In a bleed system, we pull a certain amount of compressed air out of the compressor ($\dot{m}_\mathrm{\,bleed}$). The compressor runs off of the shaft connected to the turbine, so it still takes 100hp of power from the turbine to compress the air. Roughly speaking, the power extracted from the engine cycle is the same.
However, in a bleed system, you're also stealing air from the cycle. Without bleed, that $\dot{m}_\mathrm{\,bleed}$ would continue to the combustor, would be mixed with fuel, burned, and then to the turbine where energy would be extracted (to help turn the compressor and other accessories) and then expanded out the nozzle producing thrust. I.e. the point of the engine cycle.
The air at the end of the compressor not only took power to reach that state, but it still has an intrinsic value to the engine. The more air flow through the engine, the more ability it has to produce shaft power and thrust. When you steal some of that air flow, you're penalizing the cycle.
In effect, bleed air puts two penalties on the engine (power extracted and mass flow stolen from the cycle). Whereas a bleedless system only puts one penalty on the engine (power extracted).
Most bleed loads do not operate at all times. You need a lot of bleed air during engine startup, but less at cruise. Some is a constant load (the bleed air used for turbine cooling) and some turns on and off -- air conditioning, engine start, etc.
An engine designed for a wide range of bleed across a wide range of operating conditions (very little to a great deal of bleed from flight idle to cruise and takeoff power) will have a lot of accommodations in the engine control -- and will fundamentally be a bigger, heavier, less efficient engine. The bleedless alternative is an engine with a wide range of power takeoff at the wide range of operating conditions (few hp to many hp at all those flight conditions). This is easier, simpler, and more efficient to achieve.
Bleed air for turbine cooling is a relatively constant load (easier to design for) and also keeps the engine a simple, self-contained unit. It is safer to cool an engine with bleed air than to introduce a separate electric compressor to do the job. However, cabin air isn't the same level of criticality and it is easier to add redundancy outside of the engine to make sure everyone has air to breathe.
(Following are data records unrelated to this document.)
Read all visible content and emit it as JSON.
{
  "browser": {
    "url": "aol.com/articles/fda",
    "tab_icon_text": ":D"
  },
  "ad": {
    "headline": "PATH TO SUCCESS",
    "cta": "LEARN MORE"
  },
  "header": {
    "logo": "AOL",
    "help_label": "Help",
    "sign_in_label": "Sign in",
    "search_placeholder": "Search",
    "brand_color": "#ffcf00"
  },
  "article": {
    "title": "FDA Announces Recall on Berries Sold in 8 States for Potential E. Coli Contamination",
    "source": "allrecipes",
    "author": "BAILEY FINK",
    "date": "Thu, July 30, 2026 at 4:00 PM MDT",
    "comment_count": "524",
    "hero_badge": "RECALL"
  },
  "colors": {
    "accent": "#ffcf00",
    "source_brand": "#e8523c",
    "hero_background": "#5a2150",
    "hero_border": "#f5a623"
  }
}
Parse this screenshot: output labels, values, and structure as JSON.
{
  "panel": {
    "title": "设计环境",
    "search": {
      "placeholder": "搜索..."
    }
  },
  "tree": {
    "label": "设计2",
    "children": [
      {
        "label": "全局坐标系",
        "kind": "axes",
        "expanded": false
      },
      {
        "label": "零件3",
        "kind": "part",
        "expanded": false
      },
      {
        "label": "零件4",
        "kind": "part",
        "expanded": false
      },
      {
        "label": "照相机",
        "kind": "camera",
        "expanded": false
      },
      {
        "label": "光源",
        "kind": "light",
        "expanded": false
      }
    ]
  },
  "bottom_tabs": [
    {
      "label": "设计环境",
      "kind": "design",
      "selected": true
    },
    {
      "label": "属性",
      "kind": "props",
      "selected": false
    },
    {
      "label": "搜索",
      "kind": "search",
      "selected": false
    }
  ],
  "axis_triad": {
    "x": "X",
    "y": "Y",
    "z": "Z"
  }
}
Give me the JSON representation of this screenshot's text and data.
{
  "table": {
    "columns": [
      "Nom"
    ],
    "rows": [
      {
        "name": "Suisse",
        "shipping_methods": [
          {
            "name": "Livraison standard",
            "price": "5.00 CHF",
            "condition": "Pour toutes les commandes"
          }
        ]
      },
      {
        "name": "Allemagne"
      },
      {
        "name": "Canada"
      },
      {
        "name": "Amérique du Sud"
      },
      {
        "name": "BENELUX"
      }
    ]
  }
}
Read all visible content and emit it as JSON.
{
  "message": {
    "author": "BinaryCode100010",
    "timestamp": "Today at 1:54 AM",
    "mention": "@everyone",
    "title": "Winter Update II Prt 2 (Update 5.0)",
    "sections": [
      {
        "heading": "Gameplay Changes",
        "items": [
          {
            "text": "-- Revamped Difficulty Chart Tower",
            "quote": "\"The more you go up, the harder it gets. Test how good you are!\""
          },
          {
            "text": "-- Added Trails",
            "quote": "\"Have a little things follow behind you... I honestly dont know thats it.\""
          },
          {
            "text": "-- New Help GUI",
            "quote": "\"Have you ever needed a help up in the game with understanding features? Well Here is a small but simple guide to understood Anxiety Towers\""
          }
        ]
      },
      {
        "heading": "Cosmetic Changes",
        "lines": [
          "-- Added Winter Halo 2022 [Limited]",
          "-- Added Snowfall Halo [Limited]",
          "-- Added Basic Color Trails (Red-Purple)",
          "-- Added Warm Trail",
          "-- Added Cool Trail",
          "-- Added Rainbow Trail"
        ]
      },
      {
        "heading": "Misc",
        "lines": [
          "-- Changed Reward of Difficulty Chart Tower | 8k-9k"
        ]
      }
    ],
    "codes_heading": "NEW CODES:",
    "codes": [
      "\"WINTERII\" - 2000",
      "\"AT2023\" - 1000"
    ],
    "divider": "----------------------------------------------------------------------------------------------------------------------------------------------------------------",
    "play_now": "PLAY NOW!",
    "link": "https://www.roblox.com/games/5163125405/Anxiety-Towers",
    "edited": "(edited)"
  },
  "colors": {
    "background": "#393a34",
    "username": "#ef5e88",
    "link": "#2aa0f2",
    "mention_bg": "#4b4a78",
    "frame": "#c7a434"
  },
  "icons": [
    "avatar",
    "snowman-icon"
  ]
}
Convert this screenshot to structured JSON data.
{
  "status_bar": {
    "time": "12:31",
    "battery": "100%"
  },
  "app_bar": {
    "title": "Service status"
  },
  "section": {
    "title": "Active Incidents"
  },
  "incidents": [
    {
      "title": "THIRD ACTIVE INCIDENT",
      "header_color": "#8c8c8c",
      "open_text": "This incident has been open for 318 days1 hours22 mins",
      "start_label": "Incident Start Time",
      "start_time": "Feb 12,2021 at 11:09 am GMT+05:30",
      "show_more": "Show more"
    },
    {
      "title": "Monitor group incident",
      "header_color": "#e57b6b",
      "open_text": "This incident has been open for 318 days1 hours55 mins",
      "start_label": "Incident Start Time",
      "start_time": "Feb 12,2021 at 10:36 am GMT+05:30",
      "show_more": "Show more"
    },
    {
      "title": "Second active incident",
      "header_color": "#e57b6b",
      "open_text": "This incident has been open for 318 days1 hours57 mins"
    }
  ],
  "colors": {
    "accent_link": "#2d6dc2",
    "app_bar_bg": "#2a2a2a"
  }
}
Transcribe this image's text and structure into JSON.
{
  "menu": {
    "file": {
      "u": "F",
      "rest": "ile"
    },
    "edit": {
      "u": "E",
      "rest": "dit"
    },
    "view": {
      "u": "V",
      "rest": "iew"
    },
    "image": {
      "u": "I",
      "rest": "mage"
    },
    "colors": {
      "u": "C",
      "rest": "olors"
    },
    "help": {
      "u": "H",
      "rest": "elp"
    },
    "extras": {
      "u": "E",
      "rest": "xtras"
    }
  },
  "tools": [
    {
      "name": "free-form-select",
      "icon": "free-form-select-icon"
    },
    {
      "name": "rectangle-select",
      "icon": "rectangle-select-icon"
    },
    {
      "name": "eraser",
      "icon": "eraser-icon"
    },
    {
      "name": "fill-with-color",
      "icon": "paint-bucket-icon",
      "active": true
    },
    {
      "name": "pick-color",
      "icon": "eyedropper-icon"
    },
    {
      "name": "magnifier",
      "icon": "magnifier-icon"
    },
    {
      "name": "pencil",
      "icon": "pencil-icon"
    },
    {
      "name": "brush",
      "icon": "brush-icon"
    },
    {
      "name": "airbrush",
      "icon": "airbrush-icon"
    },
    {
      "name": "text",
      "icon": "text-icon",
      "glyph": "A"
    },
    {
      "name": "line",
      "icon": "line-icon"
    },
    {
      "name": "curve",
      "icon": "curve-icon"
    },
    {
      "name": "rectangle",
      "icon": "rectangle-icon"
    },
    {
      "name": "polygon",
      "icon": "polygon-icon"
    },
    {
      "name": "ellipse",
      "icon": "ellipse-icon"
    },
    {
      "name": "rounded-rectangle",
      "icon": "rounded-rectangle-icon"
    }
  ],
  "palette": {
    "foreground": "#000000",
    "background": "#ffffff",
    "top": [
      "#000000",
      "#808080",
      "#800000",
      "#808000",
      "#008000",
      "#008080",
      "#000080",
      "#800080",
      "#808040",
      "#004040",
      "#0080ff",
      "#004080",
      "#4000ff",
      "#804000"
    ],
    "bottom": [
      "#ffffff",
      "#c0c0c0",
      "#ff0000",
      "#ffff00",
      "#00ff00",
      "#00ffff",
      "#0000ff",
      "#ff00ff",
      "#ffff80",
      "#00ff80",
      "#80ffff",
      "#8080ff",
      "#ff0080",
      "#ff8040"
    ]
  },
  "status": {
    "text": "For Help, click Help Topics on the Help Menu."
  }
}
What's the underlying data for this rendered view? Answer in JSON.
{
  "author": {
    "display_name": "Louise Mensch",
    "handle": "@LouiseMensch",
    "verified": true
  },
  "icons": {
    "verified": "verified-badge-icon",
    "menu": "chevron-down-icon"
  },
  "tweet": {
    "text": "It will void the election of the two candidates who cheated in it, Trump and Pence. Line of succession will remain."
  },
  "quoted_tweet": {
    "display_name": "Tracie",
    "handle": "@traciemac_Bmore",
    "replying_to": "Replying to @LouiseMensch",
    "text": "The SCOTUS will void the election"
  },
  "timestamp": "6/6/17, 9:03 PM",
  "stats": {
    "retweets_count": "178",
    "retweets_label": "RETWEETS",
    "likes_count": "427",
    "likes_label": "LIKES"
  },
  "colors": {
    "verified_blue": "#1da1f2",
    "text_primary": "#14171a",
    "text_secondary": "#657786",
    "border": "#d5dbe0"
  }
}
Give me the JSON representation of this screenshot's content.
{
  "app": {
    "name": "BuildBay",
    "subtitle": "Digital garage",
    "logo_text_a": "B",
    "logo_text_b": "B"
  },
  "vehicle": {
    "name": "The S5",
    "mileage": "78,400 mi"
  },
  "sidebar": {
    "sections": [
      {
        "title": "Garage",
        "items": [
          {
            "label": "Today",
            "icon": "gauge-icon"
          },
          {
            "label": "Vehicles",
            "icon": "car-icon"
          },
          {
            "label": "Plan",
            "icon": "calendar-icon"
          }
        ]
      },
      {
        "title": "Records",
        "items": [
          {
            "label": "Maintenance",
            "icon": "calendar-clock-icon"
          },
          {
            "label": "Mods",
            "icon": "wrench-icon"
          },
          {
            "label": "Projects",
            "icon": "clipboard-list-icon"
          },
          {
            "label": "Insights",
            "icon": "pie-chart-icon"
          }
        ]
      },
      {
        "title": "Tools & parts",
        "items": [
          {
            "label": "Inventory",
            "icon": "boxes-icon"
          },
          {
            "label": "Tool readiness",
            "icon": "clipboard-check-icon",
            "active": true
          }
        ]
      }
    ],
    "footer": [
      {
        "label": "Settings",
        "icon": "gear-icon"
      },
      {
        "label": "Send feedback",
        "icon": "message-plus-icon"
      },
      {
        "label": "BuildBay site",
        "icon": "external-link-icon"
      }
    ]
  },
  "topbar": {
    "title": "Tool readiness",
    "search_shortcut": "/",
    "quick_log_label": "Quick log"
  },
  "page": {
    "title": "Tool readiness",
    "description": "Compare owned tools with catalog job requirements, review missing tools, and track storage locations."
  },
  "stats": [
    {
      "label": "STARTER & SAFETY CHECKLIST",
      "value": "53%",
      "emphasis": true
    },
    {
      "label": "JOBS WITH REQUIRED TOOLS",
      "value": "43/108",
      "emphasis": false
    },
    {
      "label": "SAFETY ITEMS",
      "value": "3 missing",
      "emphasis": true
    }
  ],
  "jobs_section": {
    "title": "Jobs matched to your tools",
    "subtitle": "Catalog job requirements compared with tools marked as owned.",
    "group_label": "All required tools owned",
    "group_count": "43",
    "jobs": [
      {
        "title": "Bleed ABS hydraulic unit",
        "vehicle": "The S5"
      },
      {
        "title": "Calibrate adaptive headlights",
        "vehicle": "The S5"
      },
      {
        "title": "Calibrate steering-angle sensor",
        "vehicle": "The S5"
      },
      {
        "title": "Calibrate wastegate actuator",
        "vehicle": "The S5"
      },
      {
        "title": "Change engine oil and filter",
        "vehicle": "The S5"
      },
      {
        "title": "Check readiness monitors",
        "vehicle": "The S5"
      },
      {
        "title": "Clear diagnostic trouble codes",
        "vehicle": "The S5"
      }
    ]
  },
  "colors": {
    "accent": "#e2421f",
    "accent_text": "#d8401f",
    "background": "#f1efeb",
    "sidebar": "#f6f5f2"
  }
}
The 787's 'more electric architecture' tried to move many systems to electric. This was accommodated by a large starter-generator attached to the engine. Instead of using bleed air (first from the APU, but then from the #1 engine) to start the #2 engine, it uses electricity (first from the APU, but then from the #1 engine) to start #2. This allowed the removal of a huge amount of high pressure pneumatic lines from the tail of the aircraft, out the wings, and to each engine -- and from one engine to the other. Those ducts were replaced with copper wires.
Engine start is the largest bleed load -- once that was removed (and replaced with sufficient capacity in a starter/generator (one electric machine (read mass) that does two jobs), then it makes sense to try to do other jobs using electricity instead of bleed.
So, while removing bleed air is a good thing for the engine -- this is also a systems wide tradeoff that can't just be considered in the context of cabin air, but also all the other jobs that compressed air (and electricity) do on the airplane.